Consigli di amministrazione e Terzo Settore
Un focus sulla riforma che riguarda il Terzo Settore, varata la scorsa estate. Con un’attenzione particolare alla scelta dei membri dei CdA e alle logiche dei compensi.
Il Terzo Settore può cogliere, anche a seguito della riforma varata lo scorso agosto, alcune importanti opportunità. Così, se ormai è troppo tardi per le critiche (salvo capire se e in che misura le potranno accogliere i decreti attuativi di futura emanazione), siamo nei tempi per considerazioni attente e di prospettiva. Tra le novità su cui riflettere, ve ne sono due in tema di governance. Tutti sappiamo quanto il sistema Paese abbia un disperato bisogno che quel “quasi mercato”, come spesso è stata definita la terra di mezzo tra pubblico e privato a cui sussidiariamente sono stati affidati ruoli e compiti importanti, per spiccare definitivamente il volo possa contare su meccanismi di nomina per le posizioni apicali, in primis i consigli di amministrazione, capaci di garantire leadership, competenze e merito e in grado di liberare nuove economie. Non tanto economie di scala per un superato modello riduzionista, quanto economie della conoscenza ed economie di personalizzazione per un innovativo processo di human business.
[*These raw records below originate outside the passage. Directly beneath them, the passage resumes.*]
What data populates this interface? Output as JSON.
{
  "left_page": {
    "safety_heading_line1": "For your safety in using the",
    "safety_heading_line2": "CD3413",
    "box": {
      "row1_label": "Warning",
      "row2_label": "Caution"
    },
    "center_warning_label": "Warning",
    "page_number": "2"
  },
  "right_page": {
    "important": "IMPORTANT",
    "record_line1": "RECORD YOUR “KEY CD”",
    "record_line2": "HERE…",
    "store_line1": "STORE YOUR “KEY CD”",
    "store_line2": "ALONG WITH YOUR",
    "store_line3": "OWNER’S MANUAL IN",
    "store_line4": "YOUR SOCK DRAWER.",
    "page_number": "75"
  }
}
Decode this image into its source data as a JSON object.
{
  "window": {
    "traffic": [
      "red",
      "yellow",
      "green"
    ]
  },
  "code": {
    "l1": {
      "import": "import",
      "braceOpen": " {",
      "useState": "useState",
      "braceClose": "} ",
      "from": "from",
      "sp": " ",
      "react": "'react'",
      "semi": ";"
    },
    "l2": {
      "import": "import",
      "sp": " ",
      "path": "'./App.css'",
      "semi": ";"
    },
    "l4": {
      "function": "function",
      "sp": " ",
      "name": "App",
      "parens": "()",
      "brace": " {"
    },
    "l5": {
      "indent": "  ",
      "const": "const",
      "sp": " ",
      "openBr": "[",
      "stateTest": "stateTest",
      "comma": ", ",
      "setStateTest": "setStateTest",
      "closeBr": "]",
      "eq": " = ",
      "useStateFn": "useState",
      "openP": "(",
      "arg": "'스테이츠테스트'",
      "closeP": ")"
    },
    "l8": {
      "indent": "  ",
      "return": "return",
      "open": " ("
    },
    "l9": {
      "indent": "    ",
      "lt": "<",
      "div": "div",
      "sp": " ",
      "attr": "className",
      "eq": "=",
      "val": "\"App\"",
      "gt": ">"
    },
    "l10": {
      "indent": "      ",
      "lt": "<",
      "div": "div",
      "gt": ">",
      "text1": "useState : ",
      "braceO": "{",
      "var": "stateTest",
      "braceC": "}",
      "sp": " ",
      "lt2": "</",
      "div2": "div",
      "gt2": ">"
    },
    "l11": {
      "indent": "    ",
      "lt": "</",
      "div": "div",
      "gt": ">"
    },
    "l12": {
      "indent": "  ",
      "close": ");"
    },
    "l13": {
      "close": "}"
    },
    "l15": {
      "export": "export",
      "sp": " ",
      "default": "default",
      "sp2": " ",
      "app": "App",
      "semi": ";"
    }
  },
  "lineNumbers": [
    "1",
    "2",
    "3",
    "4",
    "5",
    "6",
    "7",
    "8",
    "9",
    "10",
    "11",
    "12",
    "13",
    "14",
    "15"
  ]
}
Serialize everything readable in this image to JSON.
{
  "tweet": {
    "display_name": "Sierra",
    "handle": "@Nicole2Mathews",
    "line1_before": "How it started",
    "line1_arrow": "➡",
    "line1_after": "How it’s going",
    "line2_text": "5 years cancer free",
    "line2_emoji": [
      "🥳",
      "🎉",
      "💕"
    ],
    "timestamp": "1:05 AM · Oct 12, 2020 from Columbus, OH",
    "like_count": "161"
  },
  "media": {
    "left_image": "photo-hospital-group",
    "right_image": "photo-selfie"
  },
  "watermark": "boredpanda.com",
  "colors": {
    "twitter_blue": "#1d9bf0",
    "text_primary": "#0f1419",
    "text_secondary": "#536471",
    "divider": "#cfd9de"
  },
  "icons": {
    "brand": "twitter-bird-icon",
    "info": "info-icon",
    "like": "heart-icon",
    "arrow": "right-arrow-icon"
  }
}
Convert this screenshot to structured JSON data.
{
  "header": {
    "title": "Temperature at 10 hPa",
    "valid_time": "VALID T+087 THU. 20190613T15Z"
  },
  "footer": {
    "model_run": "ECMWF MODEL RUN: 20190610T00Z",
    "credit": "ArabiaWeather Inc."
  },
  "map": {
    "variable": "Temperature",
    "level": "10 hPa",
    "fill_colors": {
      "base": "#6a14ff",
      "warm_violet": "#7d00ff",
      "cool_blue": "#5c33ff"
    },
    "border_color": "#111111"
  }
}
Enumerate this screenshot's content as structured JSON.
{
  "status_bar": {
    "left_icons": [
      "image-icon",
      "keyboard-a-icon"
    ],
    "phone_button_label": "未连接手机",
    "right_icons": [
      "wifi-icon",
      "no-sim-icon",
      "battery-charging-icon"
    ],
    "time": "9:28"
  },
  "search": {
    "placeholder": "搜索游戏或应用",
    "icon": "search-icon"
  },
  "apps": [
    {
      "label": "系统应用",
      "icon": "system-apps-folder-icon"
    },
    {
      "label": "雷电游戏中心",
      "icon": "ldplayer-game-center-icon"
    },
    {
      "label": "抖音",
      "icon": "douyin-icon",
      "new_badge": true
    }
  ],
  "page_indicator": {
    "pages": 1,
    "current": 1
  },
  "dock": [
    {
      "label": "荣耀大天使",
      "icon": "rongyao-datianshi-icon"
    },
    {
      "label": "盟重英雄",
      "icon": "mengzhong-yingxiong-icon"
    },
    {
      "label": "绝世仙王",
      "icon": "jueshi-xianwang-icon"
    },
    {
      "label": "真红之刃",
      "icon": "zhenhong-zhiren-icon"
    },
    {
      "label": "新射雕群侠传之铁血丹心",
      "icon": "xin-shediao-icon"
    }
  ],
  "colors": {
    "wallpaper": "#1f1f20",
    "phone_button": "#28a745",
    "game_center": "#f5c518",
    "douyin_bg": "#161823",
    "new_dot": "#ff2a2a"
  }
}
Così, tra le maglie della riforma sono degni di nota due passaggi: uno sulla possibilità di chiamare a far parte del CdA membri esterni all’ente (previsto nell’articolo 7 del testo che norma l’impresa sociale) ed uno relativo alla possibilità di attribuire un compenso equo e proporzionato agli amministratori in funzione delle loro responsabilità e competenze (previsto nell’art. 3, co. 2 lett. a).
“La previsione di un compenso impone una scelta tra un modus operandi dilettantistico e un approccio imprenditoriale”.
Sarebbe riduttivo pensare che l’attribuzione del compenso agli amministratori divenga la panacea per sistemare la questione fiscal-contributiva una volta per tutte. Anche se finalmente (forse) non ci imbatteremo più in improbabili rimborsi chilometrici o in ricevute di collaborazioni stabilizzate e durevoli vestite da occasionali o in altri ircocervi. La previsione di un compenso per chi amministra, senza qui entrare nel merito del quantum, ma solo dell’an, può rappresentare un cambio di rotta che in qualche maniera impone una scelta tra un modus operandi dilettantistico (non si usa a caso l’aggettivo, posto che lo sport è rimasto alla larga, leggasi fuori, dalla riforma) versus un approccio imprenditoriale (che riconosce il valore, anche economico, di coloro che guidano l’impresa, rischiando).
FARE LA DIFFERENZA
L’ingresso poi di un terzo incomodo, leggi esterno, nel board, potrà essere una piccola grande rivoluzione: pensiero laterale? Perché no. Prima della decisione su chi entrerà nel ruolo, sarà fondamentale avere chiarezza sulla missione e gli obiettivi dell’ente, a meno che non si navighi talmente a vista da sperare che un soggetto “terzo” possa indicarci il porto e anche la rotta da seguire. Certamente dovranno essere donne e uomini capaci di “fare la differenza”, di dare quel plus generativo per accompagnare l’ente in un viaggio coerente ai suoi bisogni reali: di crescita piuttosto che di consolidamento, di innovazione o di internazionalizzazione. E, bene sottolinearlo, non importa essere piccoli, poiché è sempre una questione di proporzioni e di scala, e per tutti vi è un’istanza di “intraprendenza”.
Mi pare bello immaginare che in un prossimo futuro le assemblee dei soci (sempre sovrane) siano in grado di selezionare “nuovi” amministratori cercandoli con criteri meritocratici. In un mondo fatto di scouting permanenti, non solo per dimostrare di possedere il fattore X, il futuro dell’impresa sociale e culturale ha bisogno di concorrenti all’altezza. Dall’altra parte non si troveranno improbabili giudici, ma solo la salomonica mano della sostenibilità.